Human cyclic nucleotide phosphodiesterase families (PDEs) play a critical role in regulating cell signal cascades by hydrolyzing the intracellular second messengers cAMP and cGMP. Due to their unique tissue distributions and cellular functions,PDEs are involved in a wide variety of diseases. Due to the structural similarity among PDEs’ catalytic domain, it is essential to investigate the selectivity of drug molecule in developing PDE inhibitors.In recent years, PDE2 had attracted more and more attentions as a valuable therapeutic target for central nervous system (CNS) disorders, including Alzheimer’s disease. However, at present, dut to the lack of available complex crystal structures of PDE2 with selective inhibitors, it is impossible to provide explicit structural models for the rational drug design of PDE2.In this study, we first expressed and purified PDE2 catalytic domain in E.coli cells with a fusion partner. Through large scale crystallization conditon screening and optimization, we obtained apo PDE2 crystal and complex crystal of PDE2 with a selective inhibitor BAY60-7550. We collected crystal diffraction data sets at synchrotron radiation facility beamline and determined the apo and complex crystal structures to 2.0 A and 1.9 A, respectively.By comparing the apo and complex structures, we found that BAY60-7550 molecule binds to a novel inducible pocket of PDE2, which had not been reported previously. Because the residues constituting this pocket are mainly hydrophobic, we designate it as H-pocket (Hydrophobic-pocket). Upon ligand binding, certain residues of the H-pocket underwent significant conformational changes.
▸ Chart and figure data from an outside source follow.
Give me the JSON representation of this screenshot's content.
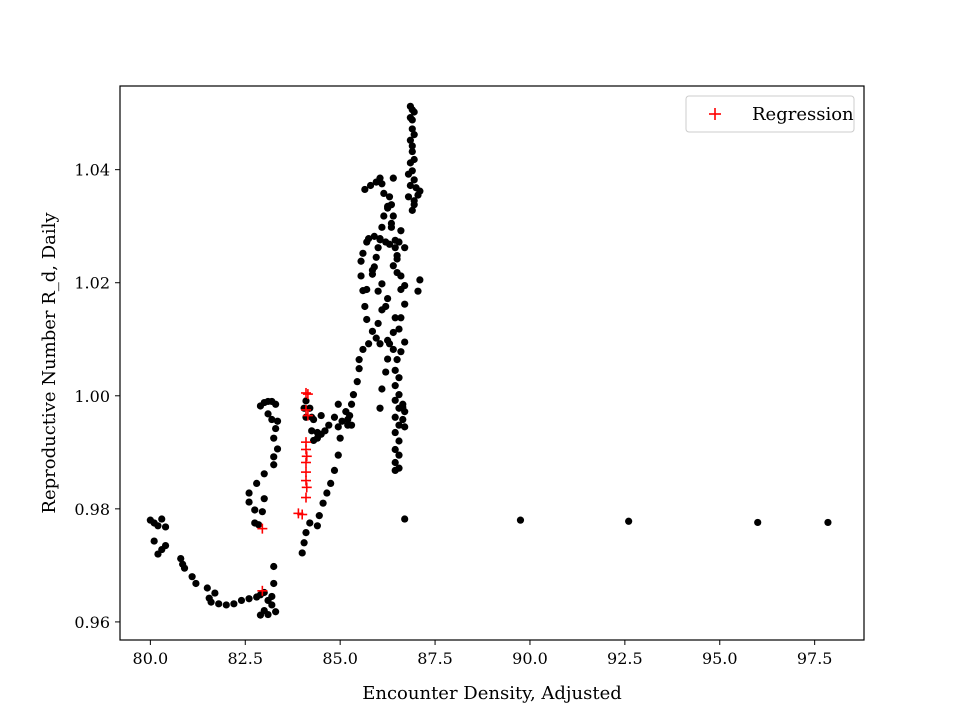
{
  "chart_data": {
    "type": "scatter",
    "title": "",
    "xlabel": "Encounter Density, Adjusted",
    "ylabel": "Reproductive Number R_d, Daily",
    "xlim": [
      79.2,
      98.8
    ],
    "ylim": [
      0.9568,
      1.0548
    ],
    "xticks": [
      80.0,
      82.5,
      85.0,
      87.5,
      90.0,
      92.5,
      95.0,
      97.5
    ],
    "xtick_labels": [
      "80.0",
      "82.5",
      "85.0",
      "87.5",
      "90.0",
      "92.5",
      "95.0",
      "97.5"
    ],
    "yticks": [
      0.96,
      0.98,
      1.0,
      1.02,
      1.04
    ],
    "ytick_labels": [
      "0.96",
      "0.98",
      "1.00",
      "1.02",
      "1.04"
    ],
    "grid": false,
    "legend": {
      "position": "top-right",
      "entries": [
        "Regression"
      ]
    },
    "colors": {
      "points": "#000000",
      "regression": "#ff0000"
    },
    "series": [
      {
        "marker": "circle",
        "color": "#000000",
        "points": [
          [
            80.0,
            0.978
          ],
          [
            80.1,
            0.9775
          ],
          [
            80.3,
            0.9782
          ],
          [
            80.2,
            0.977
          ],
          [
            80.4,
            0.9768
          ],
          [
            80.1,
            0.9743
          ],
          [
            80.3,
            0.9728
          ],
          [
            80.4,
            0.9735
          ],
          [
            80.2,
            0.972
          ],
          [
            80.8,
            0.9712
          ],
          [
            80.9,
            0.9695
          ],
          [
            80.85,
            0.9702
          ],
          [
            81.1,
            0.968
          ],
          [
            81.2,
            0.9668
          ],
          [
            81.5,
            0.966
          ],
          [
            81.7,
            0.9651
          ],
          [
            81.55,
            0.9642
          ],
          [
            81.6,
            0.9635
          ],
          [
            81.8,
            0.9632
          ],
          [
            82.0,
            0.963
          ],
          [
            82.2,
            0.9632
          ],
          [
            82.4,
            0.9638
          ],
          [
            82.6,
            0.9641
          ],
          [
            82.8,
            0.9644
          ],
          [
            82.9,
            0.9648
          ],
          [
            83.0,
            0.9652
          ],
          [
            83.1,
            0.9638
          ],
          [
            83.2,
            0.963
          ],
          [
            83.3,
            0.9618
          ],
          [
            83.0,
            0.962
          ],
          [
            82.9,
            0.9612
          ],
          [
            83.1,
            0.9613
          ],
          [
            83.2,
            0.9645
          ],
          [
            83.25,
            0.9668
          ],
          [
            83.25,
            0.9698
          ],
          [
            82.6,
            0.9812
          ],
          [
            82.6,
            0.9828
          ],
          [
            82.8,
            0.9845
          ],
          [
            82.75,
            0.9798
          ],
          [
            82.75,
            0.9775
          ],
          [
            82.85,
            0.9772
          ],
          [
            82.95,
            0.9795
          ],
          [
            83.0,
            0.9818
          ],
          [
            83.0,
            0.9862
          ],
          [
            83.25,
            0.9878
          ],
          [
            83.25,
            0.9892
          ],
          [
            83.35,
            0.9906
          ],
          [
            83.25,
            0.9925
          ],
          [
            83.3,
            0.9942
          ],
          [
            83.35,
            0.9955
          ],
          [
            83.2,
            0.9958
          ],
          [
            83.1,
            0.9968
          ],
          [
            82.9,
            0.9982
          ],
          [
            83.0,
            0.9988
          ],
          [
            83.1,
            0.999
          ],
          [
            83.2,
            0.999
          ],
          [
            83.3,
            0.9985
          ],
          [
            84.0,
            0.9722
          ],
          [
            84.05,
            0.974
          ],
          [
            84.1,
            0.9758
          ],
          [
            84.2,
            0.9775
          ],
          [
            84.4,
            0.977
          ],
          [
            84.45,
            0.9788
          ],
          [
            84.55,
            0.981
          ],
          [
            84.65,
            0.9828
          ],
          [
            84.75,
            0.9845
          ],
          [
            84.85,
            0.9868
          ],
          [
            84.95,
            0.9895
          ],
          [
            85.0,
            0.9925
          ],
          [
            84.95,
            0.9945
          ],
          [
            85.05,
            0.9955
          ],
          [
            85.2,
            0.9948
          ],
          [
            85.25,
            0.9965
          ],
          [
            84.95,
            0.9985
          ],
          [
            84.85,
            0.9962
          ],
          [
            84.7,
            0.9948
          ],
          [
            84.6,
            0.9938
          ],
          [
            84.5,
            0.9932
          ],
          [
            84.4,
            0.9925
          ],
          [
            84.3,
            0.9921
          ],
          [
            84.25,
            0.9938
          ],
          [
            84.3,
            0.9958
          ],
          [
            84.1,
            0.9962
          ],
          [
            84.05,
            0.9978
          ],
          [
            84.1,
            0.9991
          ],
          [
            84.2,
            0.9978
          ],
          [
            84.25,
            0.9962
          ],
          [
            84.4,
            0.9935
          ],
          [
            84.5,
            0.9965
          ],
          [
            85.15,
            0.9972
          ],
          [
            85.3,
            0.9985
          ],
          [
            85.35,
            1.0002
          ],
          [
            85.45,
            1.0025
          ],
          [
            85.5,
            1.0048
          ],
          [
            85.5,
            1.0064
          ],
          [
            85.6,
            1.0082
          ],
          [
            85.75,
            1.0092
          ],
          [
            85.85,
            1.0114
          ],
          [
            85.7,
            1.0135
          ],
          [
            85.65,
            1.0158
          ],
          [
            85.6,
            1.0186
          ],
          [
            85.55,
            1.0212
          ],
          [
            85.55,
            1.0238
          ],
          [
            85.6,
            1.0252
          ],
          [
            85.7,
            1.0272
          ],
          [
            85.75,
            1.0278
          ],
          [
            85.9,
            1.0282
          ],
          [
            86.05,
            1.0276
          ],
          [
            86.2,
            1.0272
          ],
          [
            86.3,
            1.0268
          ],
          [
            86.45,
            1.0262
          ],
          [
            86.5,
            1.0248
          ],
          [
            86.4,
            1.023
          ],
          [
            86.6,
            1.0212
          ],
          [
            86.7,
            1.0195
          ],
          [
            86.2,
            1.0158
          ],
          [
            86.0,
            1.0128
          ],
          [
            86.1,
            1.0152
          ],
          [
            86.25,
            1.0172
          ],
          [
            85.95,
            1.0102
          ],
          [
            86.05,
            1.0092
          ],
          [
            86.25,
            1.0098
          ],
          [
            86.4,
            1.0082
          ],
          [
            86.55,
            1.0118
          ],
          [
            86.6,
            1.0138
          ],
          [
            86.7,
            1.0162
          ],
          [
            86.7,
            1.0095
          ],
          [
            86.6,
            1.0078
          ],
          [
            86.5,
            1.0064
          ],
          [
            86.45,
            1.0045
          ],
          [
            86.55,
            1.0032
          ],
          [
            86.45,
            1.0018
          ],
          [
            86.55,
            1.0002
          ],
          [
            86.45,
            0.9992
          ],
          [
            86.55,
            0.9978
          ],
          [
            86.45,
            0.9962
          ],
          [
            86.55,
            0.9948
          ],
          [
            86.45,
            0.9935
          ],
          [
            86.55,
            0.992
          ],
          [
            86.45,
            0.9905
          ],
          [
            86.55,
            0.9895
          ],
          [
            86.45,
            0.9882
          ],
          [
            86.55,
            0.9872
          ],
          [
            86.45,
            0.9868
          ],
          [
            86.65,
            0.9985
          ],
          [
            86.7,
            0.9972
          ],
          [
            86.65,
            0.9958
          ],
          [
            86.7,
            0.9945
          ],
          [
            86.65,
            0.998
          ],
          [
            85.2,
            0.9958
          ],
          [
            85.3,
            0.9948
          ],
          [
            86.05,
            0.9978
          ],
          [
            86.1,
            1.0012
          ],
          [
            86.2,
            1.0042
          ],
          [
            86.25,
            1.0065
          ],
          [
            86.3,
            1.0092
          ],
          [
            86.4,
            1.0112
          ],
          [
            86.45,
            1.0138
          ],
          [
            86.6,
            1.0188
          ],
          [
            86.5,
            1.0218
          ],
          [
            86.5,
            1.0242
          ],
          [
            86.45,
            1.0275
          ],
          [
            86.35,
            1.0298
          ],
          [
            86.4,
            1.0318
          ],
          [
            86.35,
            1.0338
          ],
          [
            86.3,
            1.0352
          ],
          [
            86.25,
            1.0335
          ],
          [
            86.15,
            1.0318
          ],
          [
            86.1,
            1.0298
          ],
          [
            86.05,
            1.0278
          ],
          [
            86.0,
            1.0262
          ],
          [
            85.95,
            1.0245
          ],
          [
            85.9,
            1.0228
          ],
          [
            85.85,
            1.0215
          ],
          [
            85.7,
            1.0188
          ],
          [
            86.0,
            1.0185
          ],
          [
            86.1,
            1.0198
          ],
          [
            85.85,
            1.0222
          ],
          [
            86.55,
            1.0272
          ],
          [
            86.6,
            1.0292
          ],
          [
            86.7,
            1.0262
          ],
          [
            86.15,
            1.0358
          ],
          [
            86.1,
            1.0375
          ],
          [
            86.05,
            1.0385
          ],
          [
            85.95,
            1.0378
          ],
          [
            85.8,
            1.0372
          ],
          [
            85.65,
            1.0365
          ],
          [
            86.25,
            1.0332
          ],
          [
            86.35,
            1.0305
          ],
          [
            86.4,
            1.0385
          ],
          [
            86.8,
            1.0352
          ],
          [
            86.85,
            1.0372
          ],
          [
            86.8,
            1.0392
          ],
          [
            86.85,
            1.0412
          ],
          [
            86.9,
            1.0432
          ],
          [
            86.85,
            1.0452
          ],
          [
            86.9,
            1.0472
          ],
          [
            86.85,
            1.0492
          ],
          [
            86.9,
            1.0506
          ],
          [
            86.85,
            1.0512
          ],
          [
            86.95,
            1.0502
          ],
          [
            86.9,
            1.0488
          ],
          [
            86.95,
            1.0462
          ],
          [
            86.9,
            1.0442
          ],
          [
            86.95,
            1.0418
          ],
          [
            86.9,
            1.0398
          ],
          [
            86.95,
            1.0382
          ],
          [
            87.0,
            1.0368
          ],
          [
            87.05,
            1.0355
          ],
          [
            87.1,
            1.0362
          ],
          [
            86.95,
            1.0345
          ],
          [
            86.9,
            1.0328
          ],
          [
            86.95,
            1.0338
          ],
          [
            87.05,
            1.0185
          ],
          [
            87.1,
            1.0205
          ],
          [
            86.7,
            0.9782
          ],
          [
            89.75,
            0.978
          ],
          [
            92.6,
            0.9778
          ],
          [
            96.0,
            0.9776
          ],
          [
            97.85,
            0.9776
          ]
        ]
      },
      {
        "name": "Regression",
        "marker": "plus",
        "color": "#ff0000",
        "points": [
          [
            82.95,
            0.9765
          ],
          [
            82.95,
            0.9655
          ],
          [
            83.9,
            0.9792
          ],
          [
            84.0,
            0.979
          ],
          [
            84.1,
            1.0005
          ],
          [
            84.15,
            1.0003
          ],
          [
            84.1,
            0.9975
          ],
          [
            84.15,
            0.9965
          ],
          [
            84.1,
            0.9918
          ],
          [
            84.1,
            0.9905
          ],
          [
            84.12,
            0.9893
          ],
          [
            84.1,
            0.9882
          ],
          [
            84.1,
            0.9865
          ],
          [
            84.1,
            0.985
          ],
          [
            84.12,
            0.9838
          ],
          [
            84.1,
            0.982
          ]
        ]
      }
    ]
  }
}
In addition, we also found that the classical Glutamine-Switch mechanism play an important role in inhibitor binding.We next systematically investigated the binding modes of BAY60-7550 in other PDEs with a full flexibility ligand docking approach. The results demonstrated that the interactions between the inhibitor and the H-Pocket contribute significantly to inhibitor binding affinity, thereby explains the structural origins of the inhibitor selectivity.